参考写真 12月24日、平成24年度の当初予算が閣議決定されました。一般会計総額は90兆3339億円で、「国の借金」である新規国債発行が3年連続で税収を上回るという異常事態となりました。
 日本は現在、東日本大震災からの復興やデフレ経済からの脱却などの大きな課題に直面しています。しかし、来年度予算案からは景気回復や経済再生に向けた成長戦略など、国民に対する民主党政権のメッセージが全く伝わってきません。
 確かに財政健全化は急ぐべき課題であり、44兆2440億円の新規国債発行額は、約44兆円以下に抑えるという政府の財政健全化目標を表面上は維持したかに見えます。しかし、その実態は基礎年金国庫負担を2分の1にするための財源を一般会計に計上せずに「交付国債」で賄うものであり、断じて看過できません。
 その上、交付国債の償還財源は将来の消費税増収分を見込んでおり、政府・与党の消費税を含む税制の抜本改革の見通しも、その目的である社会保障改革の全体像も示せない中で予算計上すること自体、大問題です。
 公明党の石井啓一政務調査会長が「粉飾的な手法であり“財政健全化取り繕い予算”と言わざるを得ない」 と厳しく指摘したのも当然のことです。マスコミ各紙も「事実上の『隠れ借金』」(読売新聞12月25日付)、 「借金を別ポケットに移すトリック」(毎日新聞12月25日付け)などと一斉に批判しています。
 そもそも、何の議論も行われていない、消費税を財源とする借金というのは国民に対するアリバイづくりであり、詐欺的行為といっても過言ではありません。
 一方、マニフェスト崩壊予算ぶりも、目に余るものがあります。予算案から民主党の主要政策のほとんどが見直し・破棄され たことが明らかになりました。

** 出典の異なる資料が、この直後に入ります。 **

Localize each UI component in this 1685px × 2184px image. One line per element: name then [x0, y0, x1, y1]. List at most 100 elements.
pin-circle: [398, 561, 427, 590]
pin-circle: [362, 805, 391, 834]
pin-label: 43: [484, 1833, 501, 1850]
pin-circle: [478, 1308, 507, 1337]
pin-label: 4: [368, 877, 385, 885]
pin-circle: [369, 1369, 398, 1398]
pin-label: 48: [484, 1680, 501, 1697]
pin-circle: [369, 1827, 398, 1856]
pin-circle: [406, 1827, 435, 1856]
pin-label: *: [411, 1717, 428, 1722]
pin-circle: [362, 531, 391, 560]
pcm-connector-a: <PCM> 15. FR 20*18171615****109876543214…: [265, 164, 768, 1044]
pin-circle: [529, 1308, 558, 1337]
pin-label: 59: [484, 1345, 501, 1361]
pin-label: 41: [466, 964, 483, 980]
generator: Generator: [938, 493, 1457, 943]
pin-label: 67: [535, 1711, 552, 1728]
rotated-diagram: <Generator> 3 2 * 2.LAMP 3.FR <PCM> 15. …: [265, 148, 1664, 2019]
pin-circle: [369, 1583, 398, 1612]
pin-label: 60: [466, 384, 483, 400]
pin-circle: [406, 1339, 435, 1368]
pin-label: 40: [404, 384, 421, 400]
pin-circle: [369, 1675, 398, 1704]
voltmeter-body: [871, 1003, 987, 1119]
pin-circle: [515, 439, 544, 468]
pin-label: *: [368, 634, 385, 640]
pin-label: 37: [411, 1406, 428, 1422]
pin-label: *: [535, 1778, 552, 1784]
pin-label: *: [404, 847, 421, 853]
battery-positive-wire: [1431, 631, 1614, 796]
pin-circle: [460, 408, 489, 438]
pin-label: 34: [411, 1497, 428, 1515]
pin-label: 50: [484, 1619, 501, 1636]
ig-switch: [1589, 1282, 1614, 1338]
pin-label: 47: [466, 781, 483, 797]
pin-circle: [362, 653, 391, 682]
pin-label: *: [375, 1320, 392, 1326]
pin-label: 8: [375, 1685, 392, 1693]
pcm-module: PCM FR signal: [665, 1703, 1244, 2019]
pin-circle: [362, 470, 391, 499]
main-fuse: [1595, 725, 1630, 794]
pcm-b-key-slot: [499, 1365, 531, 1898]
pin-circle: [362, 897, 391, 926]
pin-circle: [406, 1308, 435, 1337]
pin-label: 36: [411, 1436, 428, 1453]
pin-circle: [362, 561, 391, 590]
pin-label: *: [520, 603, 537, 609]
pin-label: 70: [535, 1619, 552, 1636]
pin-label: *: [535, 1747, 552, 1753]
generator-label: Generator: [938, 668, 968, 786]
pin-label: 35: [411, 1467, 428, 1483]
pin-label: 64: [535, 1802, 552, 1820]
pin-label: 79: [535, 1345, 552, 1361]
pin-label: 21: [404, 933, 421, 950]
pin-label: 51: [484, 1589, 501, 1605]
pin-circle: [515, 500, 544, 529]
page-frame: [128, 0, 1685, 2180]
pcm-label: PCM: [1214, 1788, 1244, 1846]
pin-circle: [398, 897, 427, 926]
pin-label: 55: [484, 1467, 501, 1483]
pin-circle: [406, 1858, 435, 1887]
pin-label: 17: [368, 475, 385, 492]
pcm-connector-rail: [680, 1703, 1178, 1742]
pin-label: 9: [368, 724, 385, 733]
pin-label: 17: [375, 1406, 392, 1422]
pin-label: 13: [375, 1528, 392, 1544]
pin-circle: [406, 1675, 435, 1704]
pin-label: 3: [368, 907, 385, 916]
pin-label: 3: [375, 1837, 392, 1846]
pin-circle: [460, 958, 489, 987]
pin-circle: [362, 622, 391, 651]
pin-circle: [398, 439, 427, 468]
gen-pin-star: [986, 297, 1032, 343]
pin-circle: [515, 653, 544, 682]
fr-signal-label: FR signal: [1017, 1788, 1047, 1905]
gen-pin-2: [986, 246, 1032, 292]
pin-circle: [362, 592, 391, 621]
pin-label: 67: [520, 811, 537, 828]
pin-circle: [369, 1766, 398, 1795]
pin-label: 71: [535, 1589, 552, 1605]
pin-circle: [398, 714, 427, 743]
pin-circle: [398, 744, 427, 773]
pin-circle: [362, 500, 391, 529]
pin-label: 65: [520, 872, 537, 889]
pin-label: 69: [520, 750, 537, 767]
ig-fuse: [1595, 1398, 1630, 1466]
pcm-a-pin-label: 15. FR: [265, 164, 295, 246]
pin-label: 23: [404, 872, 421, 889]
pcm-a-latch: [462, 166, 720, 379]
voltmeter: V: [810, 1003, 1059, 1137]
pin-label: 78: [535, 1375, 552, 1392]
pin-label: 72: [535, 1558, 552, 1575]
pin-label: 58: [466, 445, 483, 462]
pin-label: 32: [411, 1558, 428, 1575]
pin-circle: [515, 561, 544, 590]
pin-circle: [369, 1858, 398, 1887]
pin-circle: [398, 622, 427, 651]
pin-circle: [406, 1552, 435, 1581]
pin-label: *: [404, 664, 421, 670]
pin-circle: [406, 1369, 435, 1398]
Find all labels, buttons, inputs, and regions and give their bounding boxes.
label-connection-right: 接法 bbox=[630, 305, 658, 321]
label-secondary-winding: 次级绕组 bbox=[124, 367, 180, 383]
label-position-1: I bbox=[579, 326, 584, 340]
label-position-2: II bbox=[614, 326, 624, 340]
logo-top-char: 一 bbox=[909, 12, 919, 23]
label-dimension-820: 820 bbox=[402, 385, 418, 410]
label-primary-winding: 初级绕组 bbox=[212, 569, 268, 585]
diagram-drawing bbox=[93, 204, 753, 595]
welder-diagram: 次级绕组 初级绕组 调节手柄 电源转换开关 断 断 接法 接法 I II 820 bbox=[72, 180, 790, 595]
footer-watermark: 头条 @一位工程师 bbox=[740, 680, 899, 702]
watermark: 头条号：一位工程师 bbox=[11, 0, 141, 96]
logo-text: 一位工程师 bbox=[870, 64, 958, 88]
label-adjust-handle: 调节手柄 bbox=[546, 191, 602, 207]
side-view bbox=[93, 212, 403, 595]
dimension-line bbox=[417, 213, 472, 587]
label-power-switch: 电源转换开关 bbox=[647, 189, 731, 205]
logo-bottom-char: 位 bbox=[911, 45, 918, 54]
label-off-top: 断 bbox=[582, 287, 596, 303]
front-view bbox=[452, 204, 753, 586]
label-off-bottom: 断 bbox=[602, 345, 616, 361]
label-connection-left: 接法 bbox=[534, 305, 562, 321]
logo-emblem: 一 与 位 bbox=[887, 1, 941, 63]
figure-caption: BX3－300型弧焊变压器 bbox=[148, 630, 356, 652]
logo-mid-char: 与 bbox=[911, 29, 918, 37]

 例えば民主党は、マニフェストに「八ッ場ダム」建設中止を明記しましたが、建設継続が決まり、今回予算計上されました。
 この八ッ場ダムの建設再開決定に関して「党側は反対だが、政府の判断に委ねる」とした対応は、政権与党にあるまじき無責任さを露呈しています。 こうした政権担当能力の欠如や党内バラバラの実態が、不支持率が支持率を上回る野田政権の「急落」となって国民の不信感を強めていることを改めて指摘します。
 さらに「子ども手当」や「高速道路無料化」などの看板政策が軒並み見直しや破棄に追い込まれた事実に対しても、国民になんの説明もありません。
 増税ありきの嘘とごまかしの新年度予算。次期通常国会で公明党は、こうした予算案の問題点を明らかにしつつ、民主党政権と厳しく対峙する堂々の論戦を挑む覚悟です。